What the researchers wanted to understand was how the spiders could tell what was moving behind them when they have no ears.

It isn't a question of peripheral vision. In a 2016 study, the same team blindfolded the spiders and sent them out to hunt, Science explained. This prevented the spiders from making their forward strikes, but they were still able to catch prey using the backwards strike. The researchers thought the spiders were "hearing" their prey with the sensors on the tips of their legs. All spiders have these sensors, but scientists had previously thought they were only able to detect vibrations through surfaces, not sounds in the air.

To test how well the ogre-faced spiders could actually hear, the researchers conducted a two-part experiment.

First, they inserted electrodes into removed spider legs and into the brains of intact spiders. They put the spiders and the legs into a vibration-proof booth and played sounds from two meters (approximately 6.5 feet) away. The spiders and the legs responded to sounds from 100 hertz to 10,000 hertz.

Next, they played the five sounds that had triggered the biggest response to 25 spiders in the wild and 51 spiders in the lab. More than half the spiders did the "backward strike" move when they heard sounds that have a lower frequency similar to insect wing beats. When the higher frequency sounds were played, the spiders did not move. This suggests the higher frequencies may mimic the sounds of predators like birds.

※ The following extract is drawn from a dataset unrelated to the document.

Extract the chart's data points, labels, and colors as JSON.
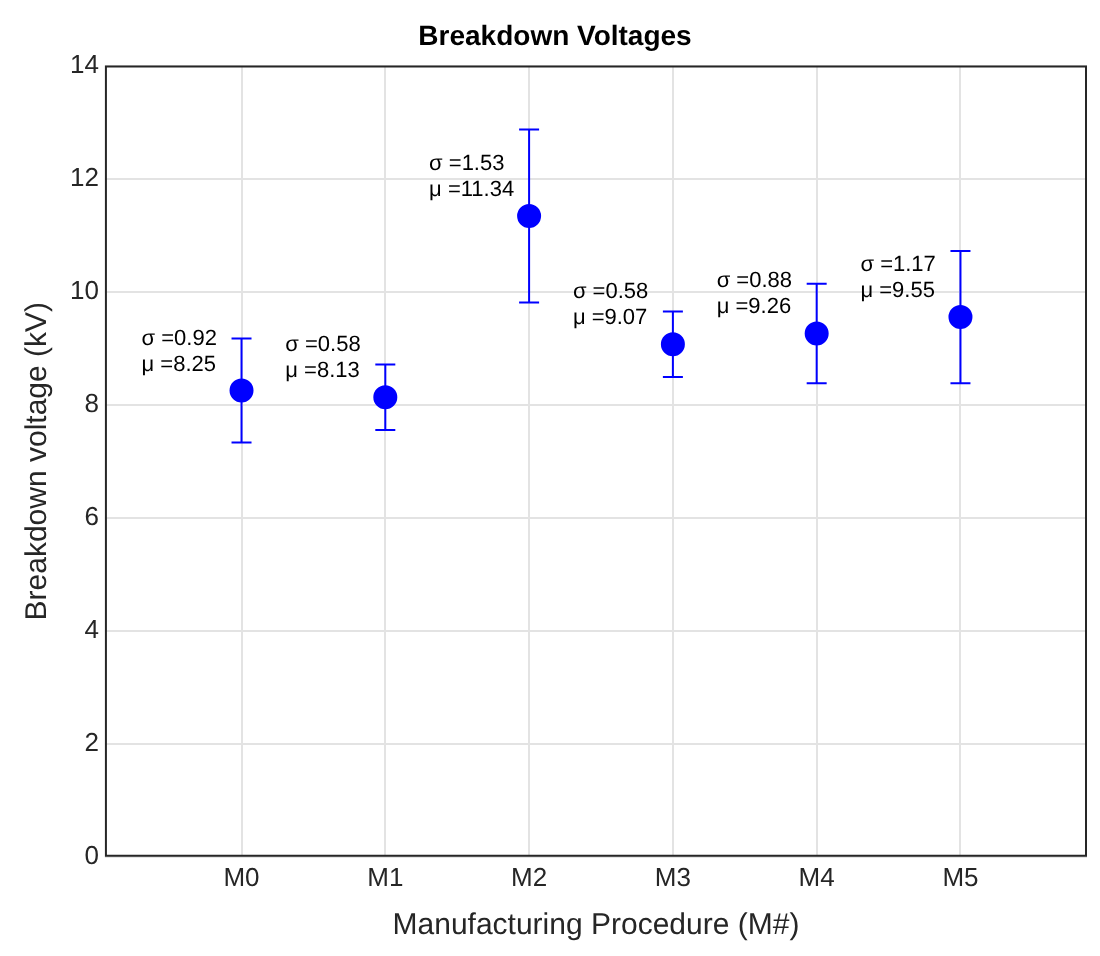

University of Cincinnati spider behavioral ecologist George Uetz told Science that the results were a "surprise" that indicated science has much to learn about spiders as a whole. Because all spiders have these receptors on their legs, it is possible that all spiders can hear. This theory was first put forward by Walcott 60 years ago, but was dismissed at the time, according to the Cornell Chronicle. But studies of other spiders have turned up further evidence since. A 2016 study found that a kind of jumping spider can pick up sonic vibrations in the air.

"We don't know diddly about spiders," Uetz told Science. "They are much more complex than people ever thought they were."

Learning more provides scientists with an opportunity to study their sensory abilities in order to improve technology like bio-sensors, directional microphones and visual processing algorithms, Stafstrom told CNN.

Hoy agreed.

"The point is any understudied, underappreciated group has fascinating lives, even a yucky spider, and we can learn something from it," he told CNN.